L'orateur saisit un verre d'eau, le but lentement, le reposa sur son pupitre et embrassa l'assemblée d'un regard sombre. Sa voix, lorsqu'il reprit la parole, était un ton plus grave.

— "Ce que je vais vous dire maintenant n'est pas quelque chose qui me fait plaisir, puisque cela met en cause notre fonctionnement, sachant que dans l'absolu nous sommes issus de cette humanité. Mais il le faut. Le meilleur antidote à tout poison est le poison lui-même, l'ignorance est mère de toute violence, vous le savez bien"

La foule se leva et d'une seule voix parfaitement harmonieuse reprit la phrase de l'orateur :

— "Le meilleur antidote à tout poison est le poison lui-même, l'ignorance est mère de toute violence"

Les deux mille étudiants se rassirent d'un même mouvement parfaitement synchrone. L'orateur ne put réprimer un léger sourire, et poursuivit :

— "Le système idéologique, à partir de la dernière décennie du XXIème siècle devint unique avec la disparition d'un bloc politique intitulé Union Soviétique. Ce système, le communisme — dictatorial lui aussi — avait échoué à imposer son idéologie sur le reste. Ses dirigeants et sa population se rangèrent donc du côté de celui des USA et de ses alliés occidentaux, et donc du capitalisme. Cette idéologie capitaliste s'était modifiée en une vingtaine d'année sous la pression de quelques chefs d'Etats importants, aidés de grands capitaines de l'industrie et de la finance pour devenir un système libéral ou libéraliste. Certains le nommèrent même ultra-libéralisme ou néo-libréalisme à l'aube du XXIème siècle. Ce système libéral fut la clef de la domination totale des 20% des plus riches, le monde blanc occidental, sur le reste de l'humanité. Et ce que je vais vous révéler, ne va pas vous inciter à considérer l'humanité sous un angle favorable, puisque si ce système put se mettre en place aussi facilement, avec autant de force et fit autant de ravages, c'est qu'il n'était ni imposé, ni subi"

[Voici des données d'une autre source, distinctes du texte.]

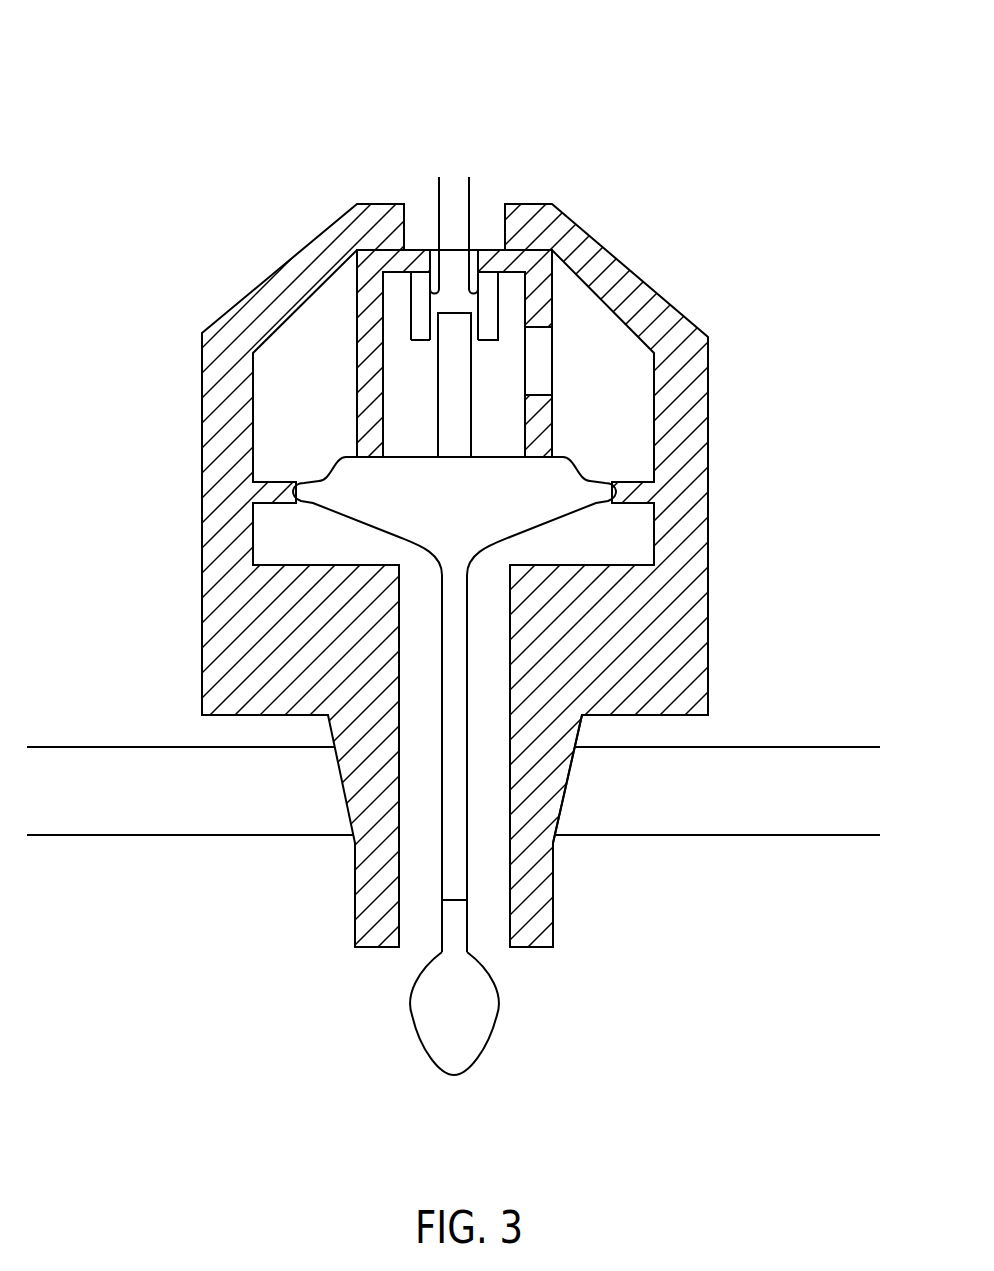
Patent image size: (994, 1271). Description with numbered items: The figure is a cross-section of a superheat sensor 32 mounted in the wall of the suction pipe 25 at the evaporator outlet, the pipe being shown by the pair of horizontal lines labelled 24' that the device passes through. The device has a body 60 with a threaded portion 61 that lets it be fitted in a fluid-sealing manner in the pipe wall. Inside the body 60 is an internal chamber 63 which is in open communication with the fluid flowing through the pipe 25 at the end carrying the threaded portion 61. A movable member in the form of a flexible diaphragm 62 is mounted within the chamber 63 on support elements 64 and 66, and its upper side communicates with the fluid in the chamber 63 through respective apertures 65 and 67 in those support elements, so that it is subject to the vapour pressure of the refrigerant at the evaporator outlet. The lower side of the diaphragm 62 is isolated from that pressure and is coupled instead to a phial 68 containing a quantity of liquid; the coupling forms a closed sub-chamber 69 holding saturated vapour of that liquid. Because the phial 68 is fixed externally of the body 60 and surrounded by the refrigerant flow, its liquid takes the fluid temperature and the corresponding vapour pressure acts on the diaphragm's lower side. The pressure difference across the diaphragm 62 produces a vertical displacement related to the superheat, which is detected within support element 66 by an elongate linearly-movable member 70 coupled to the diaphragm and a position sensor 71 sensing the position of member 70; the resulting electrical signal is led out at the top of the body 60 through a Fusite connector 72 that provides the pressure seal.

The sensor 32 is at (316, 84).
The suction pipe 25 is at (122, 722).
The conduit 24' is at (453, 791).
The body 60 is at (660, 658).
The threaded portion 61 is at (568, 778).
The flexible diaphragm 62 is at (497, 453).
The internal chamber 63 is at (320, 453).
The support element 64 is at (280, 505).
The aperture 65 is at (640, 481).
The support element 66 is at (370, 372).
The aperture 67 is at (545, 362).
The phial 68 is at (480, 1022).
The closed sub-chamber 69 is at (488, 521).
The elongate linearly-movable member 70 is at (457, 405).
The position sensor 71 is at (488, 307).
The Fusite connector 72 is at (490, 203).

L'hologramme représentant le globe terrestre se mit à tourner et des traits lumineux de couleurs différentes se mirent à le parcourir. Une dizaine, puis une centaine, jusqu'à strier sa totalité. Les pays de couleurs différentes se mirent à clignoter, à pâlir pour certains, d'autres à devenir plus foncés.

— "Vous pouvez accéder au détail explicatif de cette animation via le holo-mind mis à votre disposition pour comprendre le détail des interactions complexes qui s'affichent en ce moment même. Comme vous le comprenez, ces interactions de flux fiananciers, transferts de richesse, de matières premières, échanges commerciaux, interventions militaires, augmentation, baisse ou stagnation du niveau de vie des populations, permettent de voir des changements majeurs s'opérer entre 1990 et 2025. Ces 35 années sont décisives puisqu'elle démontrent comment le continent nommé Afrique a été pillé, comment celui nommé Asie s'est enrichi de façon globale sans améliorer la condition de ses habitants, et comment le continent Amérique du sud, s'il a mieux résisté, n'a pas fortement progressé comme certains échanges pourraient le laisser envisager. Dans le même temps, les pays en bleu se sont renforcés. Toujours les mêmes : USA et ex-empires coloniaux"

Une voix, identique à celle de la première intervention, mais située ailleurs dans la salle, se fit entendre :

— "Cette domination des pays en bleu, ce sont les 20% des humains les plus riches, les blancs occidentaux, n'est-ce pas, orateur ? Mais pourquoi les populations noires, ou jaunes, ou marrons n'ont rien fait contre cela ? Elles étaient pourtant autonomes depuis la fin des colonies ?"

L'orateur avala sa salive et dirigea son regard vers l'espace d'où le système amplifiait la voix .

— "Oui, elles étaient autonomes, en théorie. Mais ce qui détermine la domination des 20% n'est pas la capacité des dominés à se défendre, mais celle des dominants à ne jamais douter de leur bonne foi. Et c'est cela que je vais tenter de vous expliquer. L'arme principale de cette domination n'était ni les menaces, ni les armées, ni la finance, en tant que telle. L'arme principale de ce système était un poison, et ce poison était… les écrans"

L'orateur tendit le bras vers son verre d'eau, but une gorgée et attendit. Personne ne bougeait. Dehors, la tempête commençait à faiblir. Les robots nettoyeurs allaient bientôt sortir.